Frontiers in cardiovascular medicine, January 18, 2016
Coronary artery bypass surgery (CABG) is still one of the most frequently performed surgical procedures all over the world. The results of this procedure have been constantly improved over the years with low perioperative mortality rates, with relatively low complication rates. To further improve these outstanding results, the clinicians focused their attention at biomarkers as outcome predictors. Although biological testing for disease prediction has already been discussed many times, the role of biomarkers in outcome prediction after CABG is still controversial.
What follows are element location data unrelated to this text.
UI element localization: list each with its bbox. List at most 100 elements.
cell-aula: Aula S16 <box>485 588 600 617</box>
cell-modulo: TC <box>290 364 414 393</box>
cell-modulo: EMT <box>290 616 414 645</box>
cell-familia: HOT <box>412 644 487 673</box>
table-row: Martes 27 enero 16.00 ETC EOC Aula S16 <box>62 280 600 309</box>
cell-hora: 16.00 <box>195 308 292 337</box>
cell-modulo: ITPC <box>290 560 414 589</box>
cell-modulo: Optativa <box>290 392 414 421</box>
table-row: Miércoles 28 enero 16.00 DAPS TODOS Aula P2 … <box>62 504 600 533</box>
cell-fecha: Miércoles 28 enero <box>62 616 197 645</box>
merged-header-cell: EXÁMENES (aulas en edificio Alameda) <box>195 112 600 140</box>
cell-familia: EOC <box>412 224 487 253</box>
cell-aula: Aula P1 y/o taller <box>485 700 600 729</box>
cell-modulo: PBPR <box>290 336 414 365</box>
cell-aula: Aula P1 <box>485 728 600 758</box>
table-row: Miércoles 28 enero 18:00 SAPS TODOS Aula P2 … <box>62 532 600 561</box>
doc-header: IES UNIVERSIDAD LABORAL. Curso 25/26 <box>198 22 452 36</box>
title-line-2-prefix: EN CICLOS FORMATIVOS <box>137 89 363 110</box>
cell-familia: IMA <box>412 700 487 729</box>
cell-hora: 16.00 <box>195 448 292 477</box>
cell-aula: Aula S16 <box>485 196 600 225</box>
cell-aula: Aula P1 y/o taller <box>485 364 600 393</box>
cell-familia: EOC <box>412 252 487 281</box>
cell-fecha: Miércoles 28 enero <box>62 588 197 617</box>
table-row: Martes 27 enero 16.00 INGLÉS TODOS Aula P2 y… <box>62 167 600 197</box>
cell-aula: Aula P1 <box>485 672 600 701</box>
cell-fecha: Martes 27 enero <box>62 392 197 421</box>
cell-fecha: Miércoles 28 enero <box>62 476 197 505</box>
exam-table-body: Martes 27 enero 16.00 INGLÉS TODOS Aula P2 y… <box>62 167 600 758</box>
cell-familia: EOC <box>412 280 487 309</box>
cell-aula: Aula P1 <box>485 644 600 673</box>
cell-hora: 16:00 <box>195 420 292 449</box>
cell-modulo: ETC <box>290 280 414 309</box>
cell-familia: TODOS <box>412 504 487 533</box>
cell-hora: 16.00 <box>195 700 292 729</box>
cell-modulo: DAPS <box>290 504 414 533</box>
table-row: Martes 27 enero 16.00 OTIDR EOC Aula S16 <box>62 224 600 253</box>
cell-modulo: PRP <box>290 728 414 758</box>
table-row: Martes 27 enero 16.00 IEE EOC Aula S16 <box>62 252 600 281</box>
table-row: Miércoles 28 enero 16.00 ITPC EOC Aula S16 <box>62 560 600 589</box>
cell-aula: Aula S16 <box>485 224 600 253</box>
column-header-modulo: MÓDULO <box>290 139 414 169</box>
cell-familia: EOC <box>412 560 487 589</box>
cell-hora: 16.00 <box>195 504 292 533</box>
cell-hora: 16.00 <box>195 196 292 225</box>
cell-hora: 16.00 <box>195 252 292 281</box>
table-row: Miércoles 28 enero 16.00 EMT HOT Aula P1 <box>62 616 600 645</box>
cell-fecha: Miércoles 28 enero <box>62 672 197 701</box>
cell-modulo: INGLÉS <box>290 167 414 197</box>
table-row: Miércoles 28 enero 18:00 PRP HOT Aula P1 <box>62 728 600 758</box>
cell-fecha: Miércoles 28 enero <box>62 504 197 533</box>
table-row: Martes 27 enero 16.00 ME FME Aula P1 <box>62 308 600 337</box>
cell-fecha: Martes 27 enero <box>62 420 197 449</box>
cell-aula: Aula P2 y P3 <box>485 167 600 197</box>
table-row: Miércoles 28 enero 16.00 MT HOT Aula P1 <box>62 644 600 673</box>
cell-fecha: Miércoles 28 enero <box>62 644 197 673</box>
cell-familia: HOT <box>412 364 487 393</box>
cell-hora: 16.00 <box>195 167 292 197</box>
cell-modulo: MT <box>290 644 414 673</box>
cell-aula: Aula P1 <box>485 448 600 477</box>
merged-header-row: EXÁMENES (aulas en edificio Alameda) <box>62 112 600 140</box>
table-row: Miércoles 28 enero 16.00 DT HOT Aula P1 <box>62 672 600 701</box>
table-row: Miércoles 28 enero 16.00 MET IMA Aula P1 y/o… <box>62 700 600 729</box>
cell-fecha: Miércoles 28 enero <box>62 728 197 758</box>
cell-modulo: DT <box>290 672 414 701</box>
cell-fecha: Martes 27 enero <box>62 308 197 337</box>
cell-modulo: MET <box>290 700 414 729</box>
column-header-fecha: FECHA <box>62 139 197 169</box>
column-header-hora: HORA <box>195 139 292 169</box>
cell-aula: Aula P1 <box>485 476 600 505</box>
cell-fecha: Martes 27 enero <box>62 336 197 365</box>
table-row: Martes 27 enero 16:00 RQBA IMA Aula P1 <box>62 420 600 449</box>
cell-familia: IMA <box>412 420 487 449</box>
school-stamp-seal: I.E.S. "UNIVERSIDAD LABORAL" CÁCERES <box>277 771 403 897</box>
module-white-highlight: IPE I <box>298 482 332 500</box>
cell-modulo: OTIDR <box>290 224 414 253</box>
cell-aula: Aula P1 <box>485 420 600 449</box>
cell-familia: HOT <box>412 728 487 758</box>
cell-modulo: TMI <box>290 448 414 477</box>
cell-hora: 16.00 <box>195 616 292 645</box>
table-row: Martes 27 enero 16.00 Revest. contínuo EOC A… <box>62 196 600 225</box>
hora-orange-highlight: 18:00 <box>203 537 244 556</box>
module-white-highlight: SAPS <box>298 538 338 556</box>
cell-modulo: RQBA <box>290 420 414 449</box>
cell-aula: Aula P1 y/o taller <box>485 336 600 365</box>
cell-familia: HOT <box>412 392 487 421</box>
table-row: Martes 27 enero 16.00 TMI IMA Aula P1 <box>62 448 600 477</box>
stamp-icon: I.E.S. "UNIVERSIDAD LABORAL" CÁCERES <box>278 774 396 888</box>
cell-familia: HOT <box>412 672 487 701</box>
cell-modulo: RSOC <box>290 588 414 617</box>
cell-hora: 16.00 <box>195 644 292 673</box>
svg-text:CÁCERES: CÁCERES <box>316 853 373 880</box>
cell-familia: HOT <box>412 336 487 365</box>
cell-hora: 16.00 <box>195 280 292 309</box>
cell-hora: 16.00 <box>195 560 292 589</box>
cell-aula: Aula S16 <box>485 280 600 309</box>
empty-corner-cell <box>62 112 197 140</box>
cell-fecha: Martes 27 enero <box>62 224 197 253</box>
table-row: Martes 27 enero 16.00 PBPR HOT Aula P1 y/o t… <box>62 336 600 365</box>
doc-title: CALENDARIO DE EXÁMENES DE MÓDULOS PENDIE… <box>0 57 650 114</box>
In this article, we reviewed the current knowledge regarding the role of genetic and dynamic biomarkers and their possible association with the occurrence of adverse clinical outcomes after CABG. We also took into consideration that the molecular pathway activation and the possible imbalance may affect hard outcomes and graft patency. We analyzed biomarkers classified in two different categories depending on their possibility to change over time: genetic markers and dynamic markers. Moreover, we evaluated these markers by dividing them, into sub-categories, such as inflammation, hemostasis, renin-angiotensin, endothelial function, and other pathways. We showed that biomarkers might be associated with unfavorable outcomes after surgery, and in some cases improved outcome prediction. However, the identification of a specific panel of biomarkers or of some algorithms including biomarkers is still in an early developmental phase. Finally, larger studies are needed to analyze broad panel of biomarkers with the specific aim to evaluate the prediction of hard outcomes and graft patency.